Erdal Öz, 12 Mart döneminde uçak kaçırma olayını planlamak suçuyla ikinci kez tutuklandığında, Çetin Öner de Sergi Kitabevi'ndedir ve onun askeri bir araçla götürülüşüne tanık olur. Başka tanıklıklar da vardır: Erdal Öz'ün tutukluluk döneminde yaşananlar, cezaevinde tuttuğu notların dışarı çıkarılışı ve saklanışı, idamlara karşı açılan imza kampanyası, daha niceleri... Sonradan Deniz Gezmiş Anlatıyor, Gülünün Solduğu Akşam ve Defterimde Kuş Sesleri'nin yazılmasını sağlayan cezaevi notlarının ilk okuyucularından biri de Çetin Öner'dir:
"Keyifli günlerimiz de oldu, tehlikeli ilişkilerimiz de Erdal'la. Güzel suçlar işledik. İçerden belgeler taşıdı Erdal. Öyle bir sakladık ki, günlerce bulamadık sakladıklarını. Allahtan Eczane'yi su bastı, taban tahtaları kabardı da ortaya çıktı belgeler, notlar..." diye yazar yıllar sonra aynı dergide, Erdal Öz yetmiş yaşına bastığında.

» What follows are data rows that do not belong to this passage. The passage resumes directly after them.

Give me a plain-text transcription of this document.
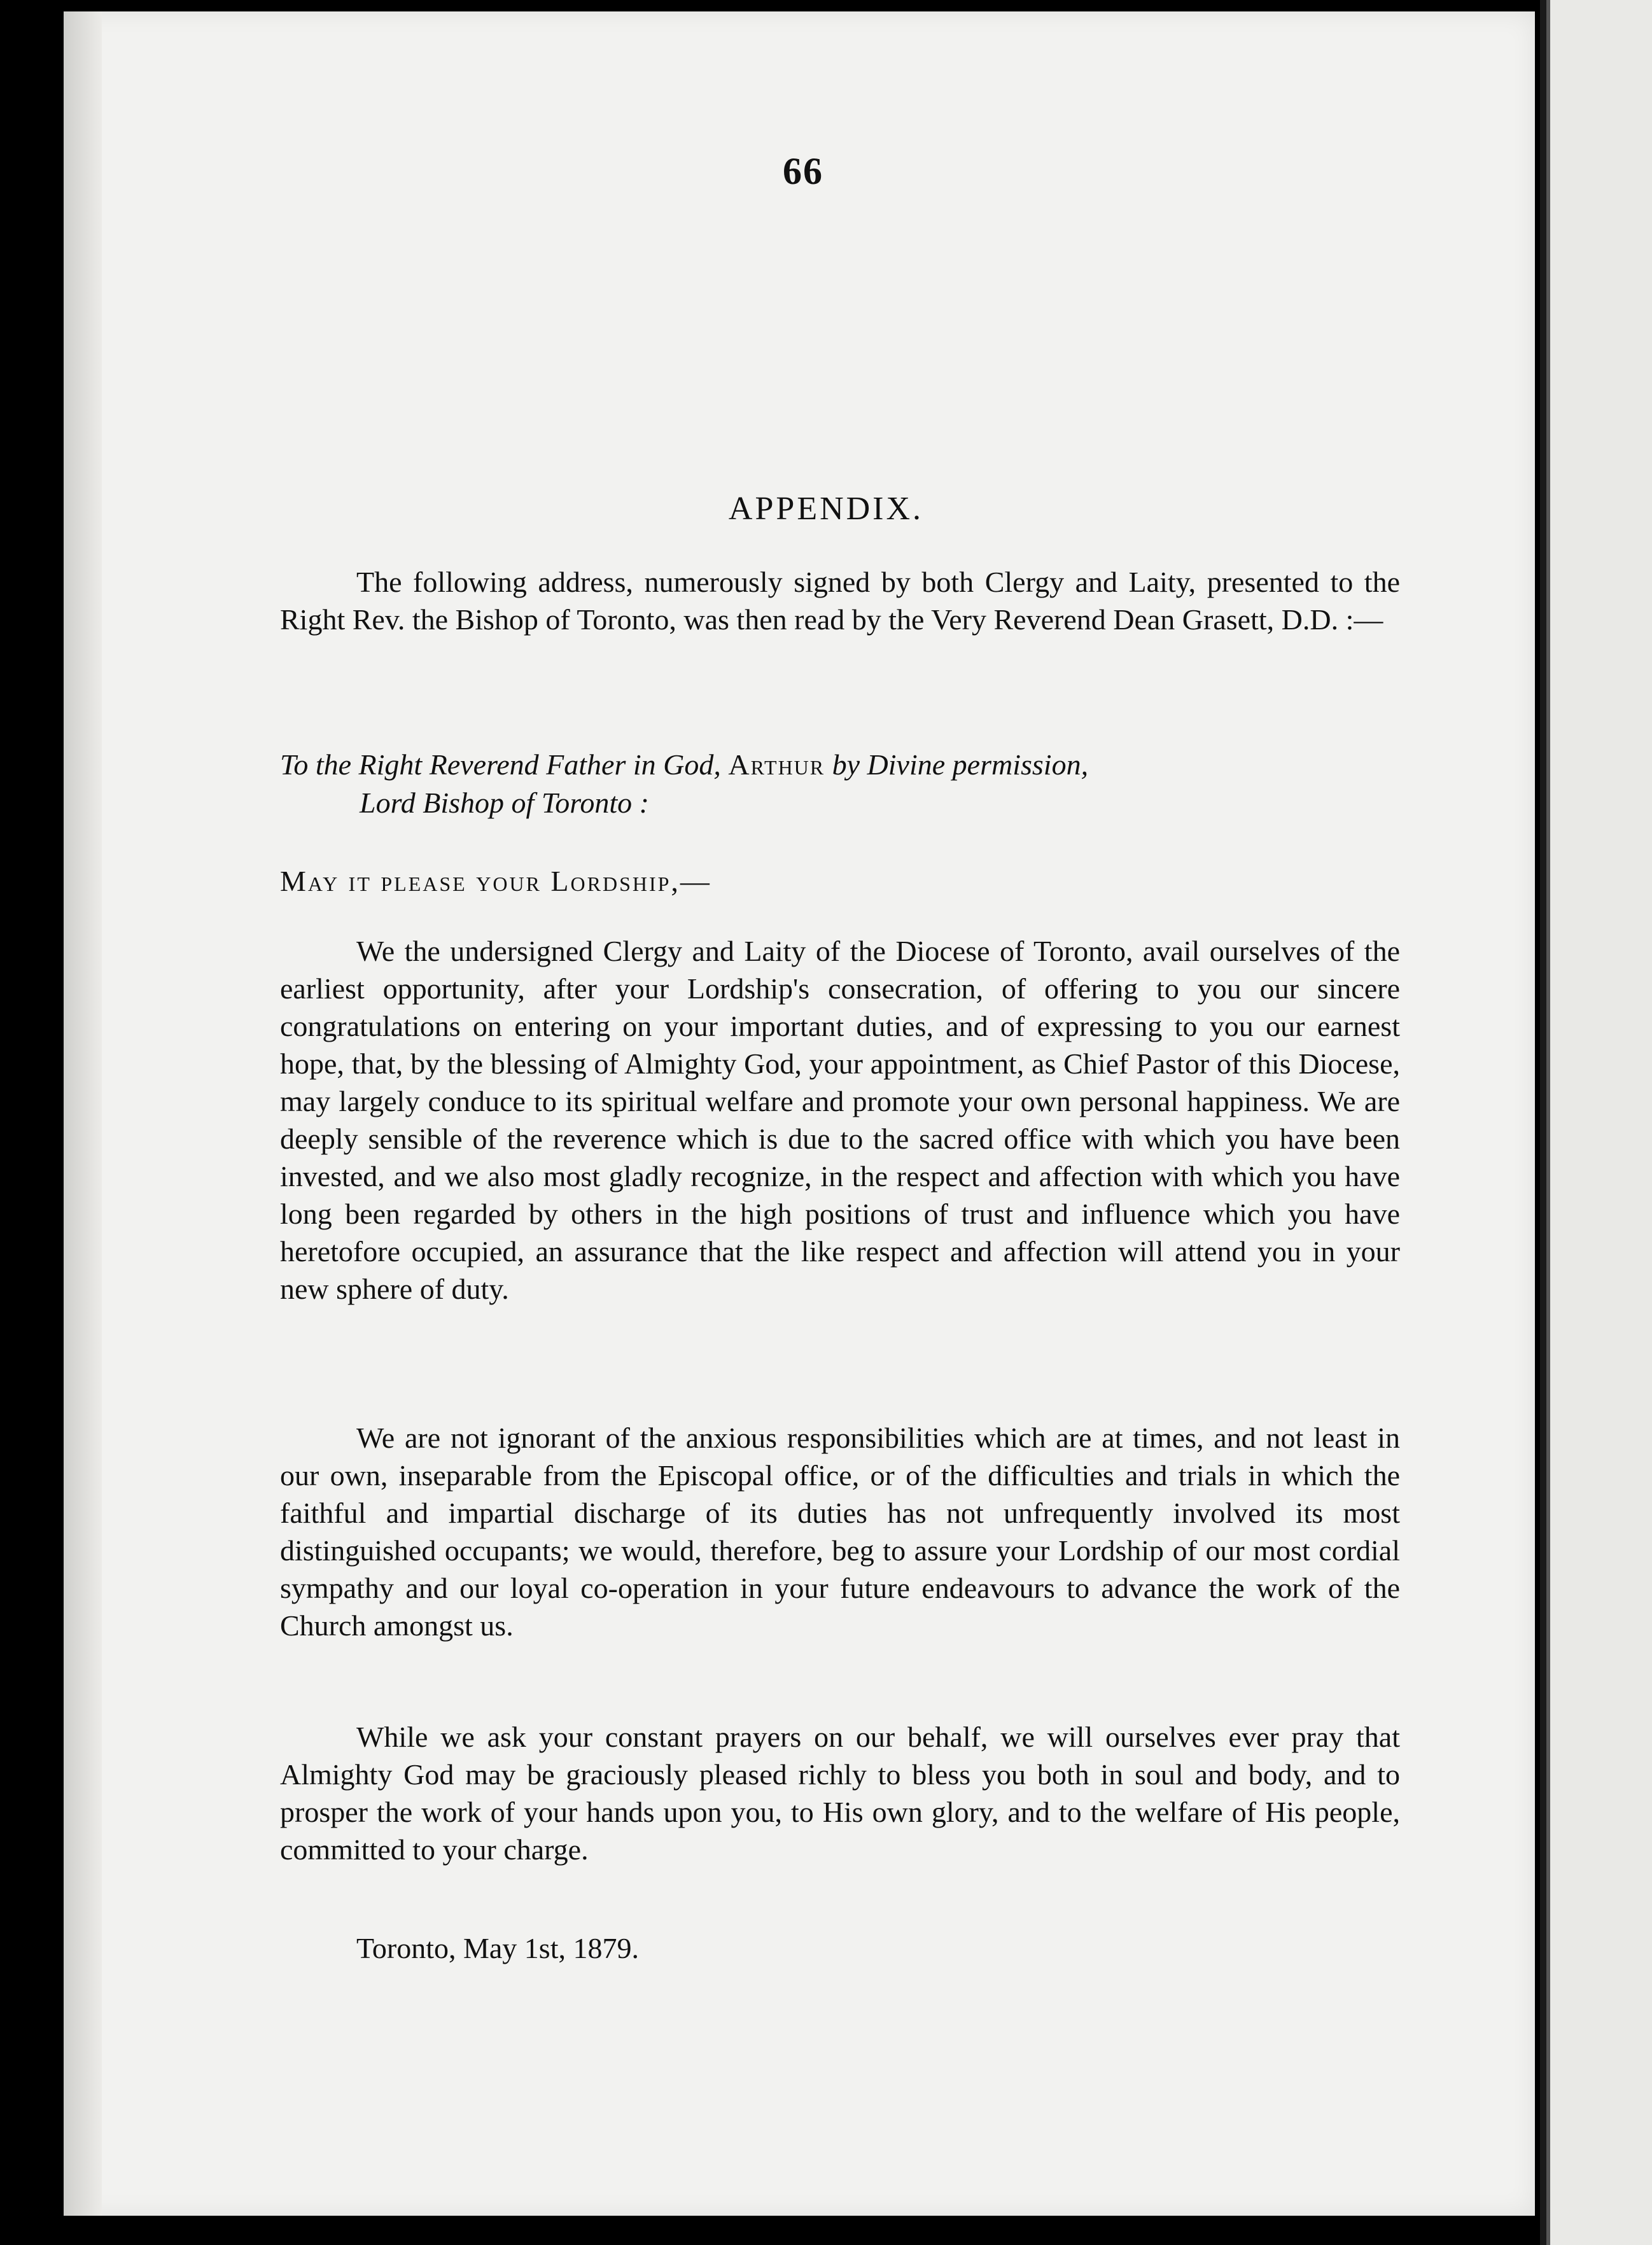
66
APPENDIX.
The following address, numerously signed by both Clergy and Laity, presented to the Right Rev. the Bishop of Toronto, was then read by the Very Reverend Dean Grasett, D.D. :—
To the Right Reverend Father in God, Arthur by Divine permission,
Lord Bishop of Toronto :
May it please your Lordship,—
We the undersigned Clergy and Laity of the Diocese of Toronto, avail ourselves of the earliest opportunity, after your Lordship's consecration, of offering to you our sincere congratulations on entering on your important duties, and of expressing to you our earnest hope, that, by the blessing of Almighty God, your appointment, as Chief Pastor of this Diocese, may largely conduce to its spiritual welfare and promote your own personal happiness. We are deeply sensible of the reverence which is due to the sacred office with which you have been invested, and we also most gladly recognize, in the respect and affection with which you have long been regarded by others in the high positions of trust and influence which you have heretofore occupied, an assurance that the like respect and affection will attend you in your new sphere of duty.
We are not ignorant of the anxious responsibilities which are at times, and not least in our own, inseparable from the Episcopal office, or of the difficulties and trials in which the faithful and impartial discharge of its duties has not unfrequently involved its most distinguished occupants; we would, therefore, beg to assure your Lordship of our most cordial sympathy and our loyal co-operation in your future endeavours to advance the work of the Church amongst us.
While we ask your constant prayers on our behalf, we will ourselves ever pray that Almighty God may be graciously pleased richly to bless you both in soul and body, and to prosper the work of your hands upon you, to His own glory, and to the welfare of His people, committed to your charge.
Toronto, May 1st, 1879.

İnsanları olduğu kadar hayvanları ve doğayı da seven Çetin Öner'in bir horozla bir çocuğun dostluğunu anlatan ilk kitabı olan Gülibik'i okurken, duygularını şöyle ifade eder Erdal Öz arkadaşına gönderdiği 26 Mayıs 1975 tarihli mektubunda:
"Dün gece saat 02.00'de, senin Gülibik'e şöyle bir göz atmak istedim. Eve götürmüştüm. İllet oldum sana. 03.00'te yatmam bir yana, kıskandım seni be çocuk. Bütün gece Gülibik'le birlikteydim. Saat altıda kalktım. Çayı koydum. Gülibik'i bir kez daha okudum. Noktalamasında değişiklikler yaptım. Bir iki yerini de kendimce düzelttim. Sen de olsan, sen de düzeltirdin onları. Seni bildiğim için düzelttim. (...) Yahu Reis, ortaya olağanüstü güzellikte bir öykü çıkmış. Olacak şey değil! (...) Behrengi'den de çok sevdim seni. Bizdensin bir kere. (...) Eşsiz güzellikte bir kitap yapacağım sana."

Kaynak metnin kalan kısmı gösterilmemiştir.